-Olhou por todos os lados procurando algum sinal de que o lugar era mesmo
aquele. De que havia pousado certo.
DR. LEÃO CUIDARÁ BEM DO SEU DENTÃO, dizia a placa de identificação com
letras garrafais que mais parecia placa de oculista.
Devia ser mesmo ali. Ele seguiu direitinho o mapa traçado por Deus.
"Desce 1968 degraus, vira a esquerda, depois duas a direita e segue em
frente por 29 quadras. Você encontrará um prédio de 6 andares, suba 4,
saindo do elevador vire a esquerda conte 4 portas e terá chegado."
Ora essa! Onde já se viu anjo ter que usar elevador para subir?
Mas o dente doía tanto que voar era quase impossível, obedecer a Deus
era mais fácil.
Quando entrou Dr. Leão estava sentado de costas trabalhando em dentes
que se encontravam fora da boca.
Achou estranho e teve medo, aliás, ele era o anjo mais temente de todos
os anjos que habitavam o céu.
Sempre teve medo de dentista e se tratava a duras penas.
Dr. Leão rugiu algumas palavras ainda de costas.
Pediu que sua assistente, uma onça de fino trato, o sentasse na cadeira.
O anjo seguiu as instruções com todo o pavor que lhe cabia.

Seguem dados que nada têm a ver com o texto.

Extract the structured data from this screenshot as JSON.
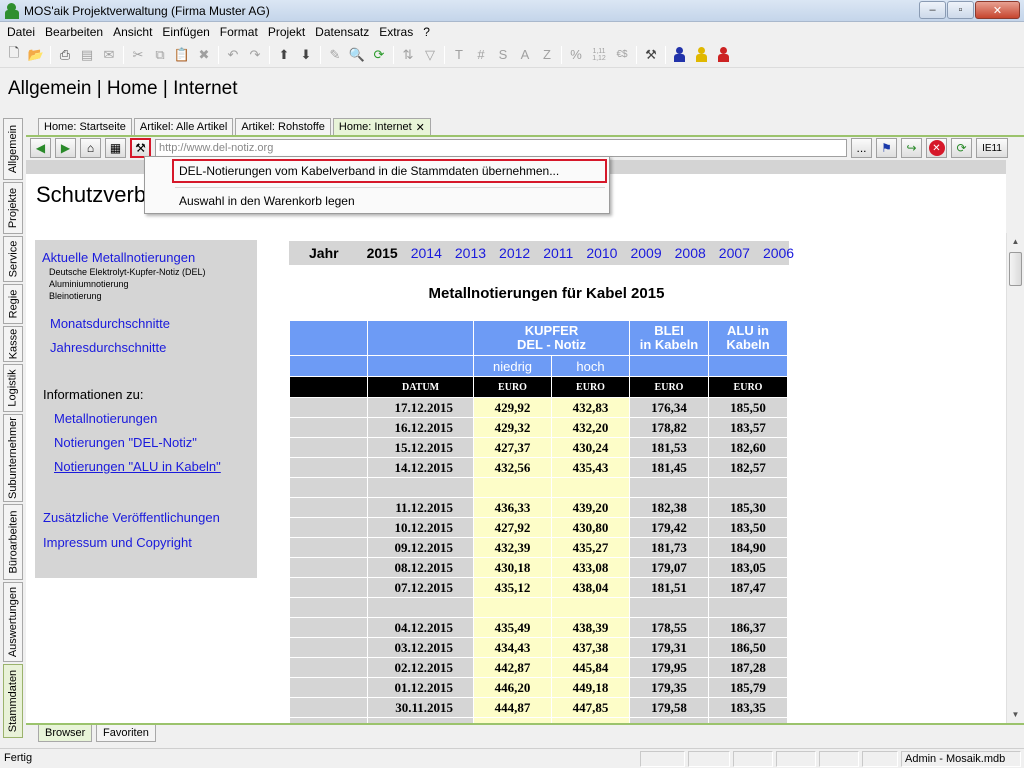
{
  "window": {
    "title": "MOS'aik Projektverwaltung (Firma Muster AG)",
    "minimize": "–",
    "maximize": "▫",
    "close": "✕"
  },
  "menu": [
    "Datei",
    "Bearbeiten",
    "Ansicht",
    "Einfügen",
    "Format",
    "Projekt",
    "Datensatz",
    "Extras",
    "?"
  ],
  "toolbar": {
    "icons": [
      "new-document-icon",
      "open-folder-icon",
      "print-icon",
      "print-preview-icon",
      "cut-icon",
      "copy-icon",
      "paste-icon",
      "delete-icon",
      "arrow-up-icon",
      "arrow-down-icon",
      "undo-icon",
      "redo-icon",
      "edit-icon",
      "search-icon",
      "refresh-icon",
      "sort-icon",
      "filter-icon",
      "text-format-icon",
      "number-format-icon",
      "percent-icon",
      "decimal-icon",
      "currency-icon",
      "tools-icon",
      "user-blue-icon",
      "user-yellow-icon",
      "user-red-icon"
    ],
    "t_label": "T",
    "hash_label": "#",
    "s_label": "S",
    "a_label": "A",
    "z_label": "Z",
    "percent_label": "%",
    "decimals_label": "1,11 1,12",
    "currency_label": "€$"
  },
  "heading": "Allgemein  |  Home  |  Internet",
  "side_tabs": [
    "Allgemein",
    "Projekte",
    "Service",
    "Regie",
    "Kasse",
    "Logistik",
    "Subunternehmer",
    "Büroarbeiten",
    "Auswertungen",
    "Stammdaten"
  ],
  "browser_tabs": [
    {
      "label": "Home: Startseite",
      "active": false
    },
    {
      "label": "Artikel: Alle Artikel",
      "active": false
    },
    {
      "label": "Artikel: Rohstoffe",
      "active": false
    },
    {
      "label": "Home: Internet",
      "active": true
    }
  ],
  "nav": {
    "url": "http://www.del-notiz.org",
    "more_label": "...",
    "ie_label": "IE11"
  },
  "dropdown": {
    "item1": "DEL-Notierungen vom Kabelverband in die Stammdaten übernehmen...",
    "item2": "Auswahl in den Warenkorb legen"
  },
  "page": {
    "title": "Schutzverband",
    "left": {
      "link_main": "Aktuelle Metallnotierungen",
      "sub1": "Deutsche Elektrolyt-Kupfer-Notiz (DEL)",
      "sub2": "Aluminiumnotierung",
      "sub3": "Bleinotierung",
      "monthly": "Monatsdurchschnitte",
      "yearly": "Jahresdurchschnitte",
      "info_label": "Informationen zu:",
      "info1": "Metallnotierungen",
      "info2": "Notierungen \"DEL-Notiz\"",
      "info3": "Notierungen \"ALU in Kabeln\"",
      "extra1": "Zusätzliche Veröffentlichungen",
      "extra2": "Impressum und Copyright"
    },
    "years": {
      "label": "Jahr",
      "current": "2015",
      "others": [
        "2014",
        "2013",
        "2012",
        "2011",
        "2010",
        "2009",
        "2008",
        "2007",
        "2006"
      ]
    },
    "table_title": "Metallnotierungen für Kabel 2015",
    "table": {
      "h_kupfer": "KUPFER",
      "h_kupfer2": "DEL - Notiz",
      "h_blei": "BLEI",
      "h_blei2": "in Kabeln",
      "h_alu": "ALU in",
      "h_alu2": "Kabeln",
      "sub_low": "niedrig",
      "sub_high": "hoch",
      "u_date": "DATUM",
      "u_euro": "EURO",
      "rows": [
        [
          "17.12.2015",
          "429,92",
          "432,83",
          "176,34",
          "185,50"
        ],
        [
          "16.12.2015",
          "429,32",
          "432,20",
          "178,82",
          "183,57"
        ],
        [
          "15.12.2015",
          "427,37",
          "430,24",
          "181,53",
          "182,60"
        ],
        [
          "14.12.2015",
          "432,56",
          "435,43",
          "181,45",
          "182,57"
        ],
        [
          "",
          "",
          "",
          "",
          ""
        ],
        [
          "11.12.2015",
          "436,33",
          "439,20",
          "182,38",
          "185,30"
        ],
        [
          "10.12.2015",
          "427,92",
          "430,80",
          "179,42",
          "183,50"
        ],
        [
          "09.12.2015",
          "432,39",
          "435,27",
          "181,73",
          "184,90"
        ],
        [
          "08.12.2015",
          "430,18",
          "433,08",
          "179,07",
          "183,05"
        ],
        [
          "07.12.2015",
          "435,12",
          "438,04",
          "181,51",
          "187,47"
        ],
        [
          "",
          "",
          "",
          "",
          ""
        ],
        [
          "04.12.2015",
          "435,49",
          "438,39",
          "178,55",
          "186,37"
        ],
        [
          "03.12.2015",
          "434,43",
          "437,38",
          "179,31",
          "186,50"
        ],
        [
          "02.12.2015",
          "442,87",
          "445,84",
          "179,95",
          "187,28"
        ],
        [
          "01.12.2015",
          "446,20",
          "449,18",
          "179,35",
          "185,79"
        ],
        [
          "30.11.2015",
          "444,87",
          "447,85",
          "179,58",
          "183,35"
        ],
        [
          "",
          "",
          "",
          "",
          ""
        ]
      ]
    }
  },
  "bottom_tabs": [
    {
      "label": "Browser",
      "active": true
    },
    {
      "label": "Favoriten",
      "active": false
    }
  ],
  "status": {
    "left": "Fertig",
    "right": "Admin - Mosaik.mdb"
  },
  "colors": {
    "accent_green": "#9bc36c",
    "highlight_red": "#d6182a",
    "table_blue": "#6d9bf5",
    "link_blue": "#1a1adc"
  }
}
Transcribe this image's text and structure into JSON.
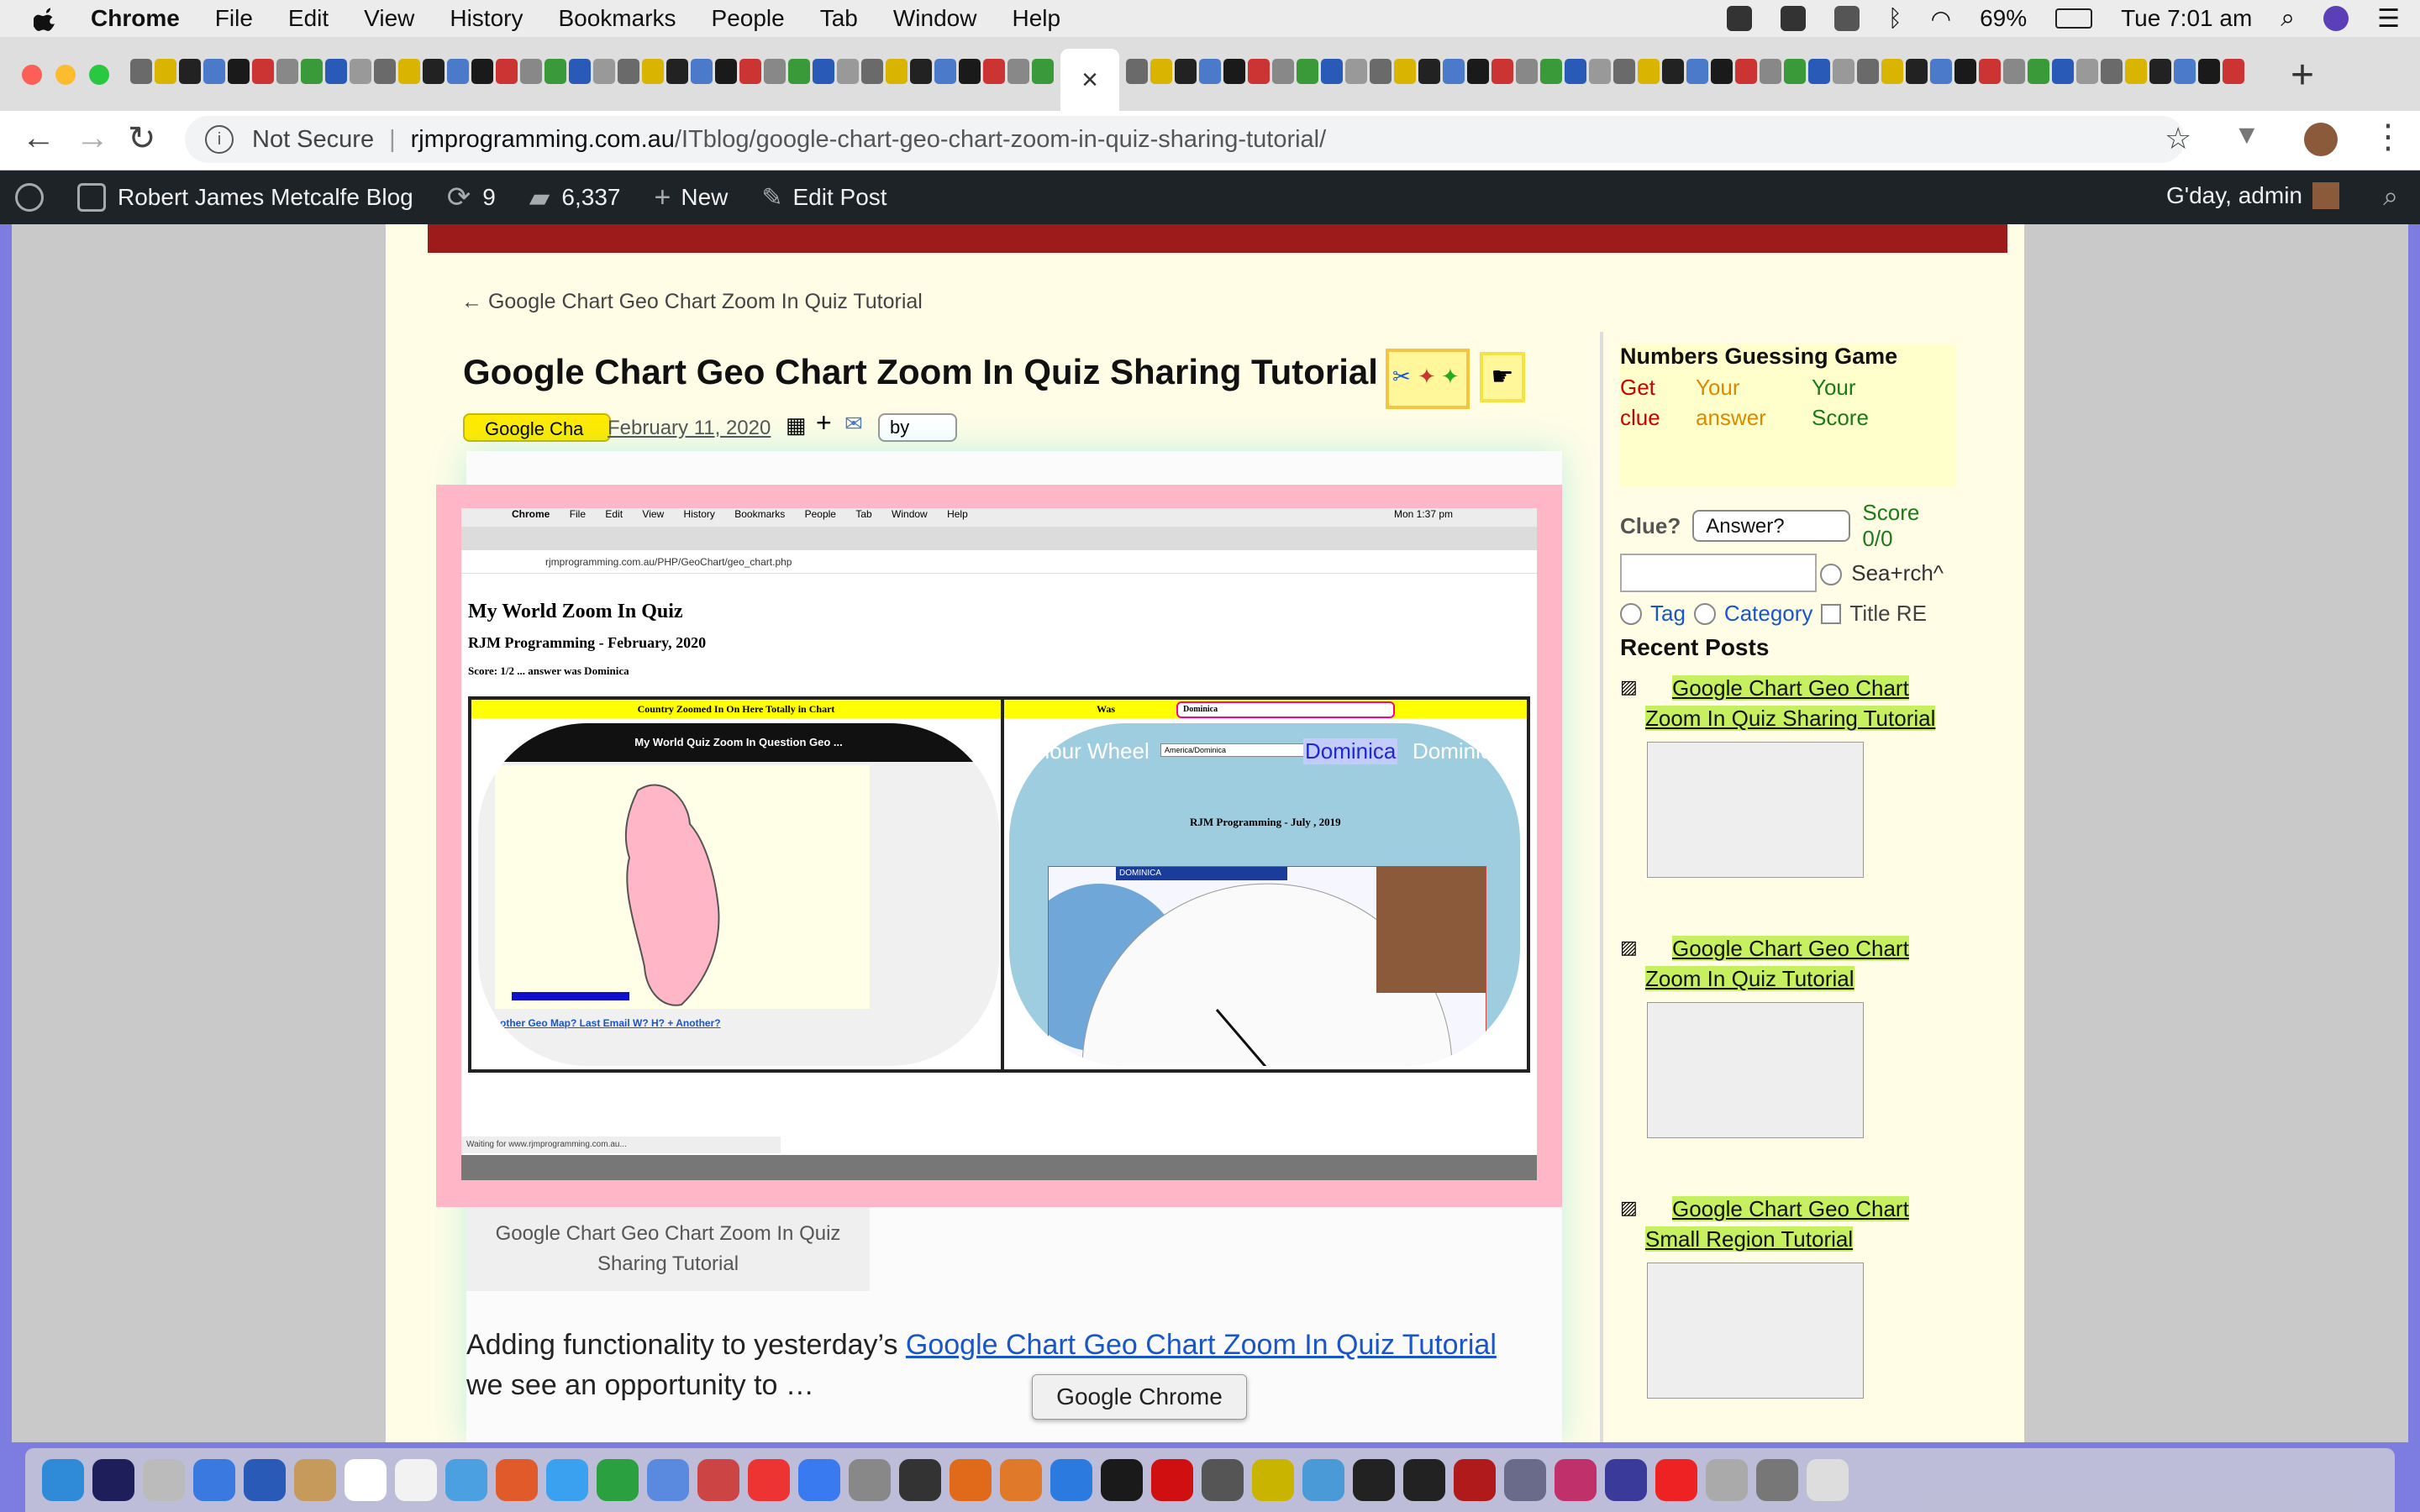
{
  "menubar": {
    "items": [
      "Chrome",
      "File",
      "Edit",
      "View",
      "History",
      "Bookmarks",
      "People",
      "Tab",
      "Window",
      "Help"
    ],
    "battery": "69%",
    "clock": "Tue 7:01 am"
  },
  "tabs": {
    "active_close": "×",
    "new_tab": "+"
  },
  "toolbar": {
    "security": "Not Secure",
    "separator": "|",
    "host": "rjmprogramming.com.au",
    "path": "/ITblog/google-chart-geo-chart-zoom-in-quiz-sharing-tutorial/"
  },
  "wpbar": {
    "site": "Robert James Metcalfe Blog",
    "updates": "9",
    "comments": "6,337",
    "new": "New",
    "edit": "Edit Post",
    "greeting": "G'day, admin"
  },
  "post": {
    "prev_link": "← Google Chart Geo Chart Zoom In Quiz Tutorial",
    "title": "Google Chart Geo Chart Zoom In Quiz Sharing Tutorial",
    "category_select": "Google Cha",
    "date": "February 11, 2020",
    "by_select": "by",
    "caption": "Google Chart Geo Chart Zoom In Quiz Sharing Tutorial",
    "body_prefix": "Adding functionality to yesterday’s ",
    "body_link": "Google Chart Geo Chart Zoom In Quiz Tutorial",
    "body_suffix": " we see an opportunity to …"
  },
  "screenshot": {
    "menu": [
      "Chrome",
      "File",
      "Edit",
      "View",
      "History",
      "Bookmarks",
      "People",
      "Tab",
      "Window",
      "Help"
    ],
    "clock": "Mon 1:37 pm",
    "url": "rjmprogramming.com.au/PHP/GeoChart/geo_chart.php",
    "h1": "My World Zoom In Quiz",
    "h2": "RJM Programming - February, 2020",
    "score": "Score: 1/2 ... answer was Dominica",
    "left_header": "Country Zoomed In On Here Totally in Chart",
    "right_header": "Was",
    "select_value": "Dominica",
    "black_banner": "My World Quiz Zoom In Question Geo ...",
    "links": "Another Geo Map?   Last   Email   W?   H?   +   Another?",
    "colour_wheel": "olour Wheel",
    "tz_select": "America/Dominica",
    "dominica": "Dominica",
    "dominica_trail": "Dominic",
    "rjm": "RJM Programming - July , 2019",
    "wheel_label": "DOMINICA",
    "status": "Waiting for www.rjmprogramming.com.au..."
  },
  "sidebar": {
    "game_title": "Numbers Guessing Game",
    "col1": [
      "Get",
      "clue"
    ],
    "col2": [
      "Your",
      "answer"
    ],
    "col3": [
      "Your",
      "Score"
    ],
    "clue_label": "Clue?",
    "answer_select": "Answer?",
    "score": "Score 0/0",
    "search_label": "Sea+rch^",
    "tag": "Tag",
    "category": "Category",
    "title_re": "Title RE",
    "recent_title": "Recent Posts",
    "recent": [
      {
        "line1": "Google Chart Geo Chart",
        "line2": "Zoom In Quiz Sharing Tutorial"
      },
      {
        "line1": "Google Chart Geo Chart",
        "line2": "Zoom In Quiz Tutorial"
      },
      {
        "line1": "Google Chart Geo Chart",
        "line2": "Small Region Tutorial"
      }
    ]
  },
  "tooltip": "Google Chrome"
}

- Abra a boca. Rugiu o leão.
O anjo mais do que depressa abriu a boca e os olhos.
As asas ficaram molhadas de pavor e o desejo de sair voando não podia
ser cumprido.
Restou ao anjo render-se ao leão.
Dr. Leão era dentista conceituado que cuidava de algo mais que dentes.
O anjo sofria de dor de pai, dor de mãe.
Sofria de dor de sexo e corria risco sério de fazer um canal.
Sofria ainda de cor-de-rosa.
Parecia coisa séria! Nunca tinha ouvido falar de "
sofrer-de-cor-de-rosa".
Achou que de todos os males aquele deveria ser o pior.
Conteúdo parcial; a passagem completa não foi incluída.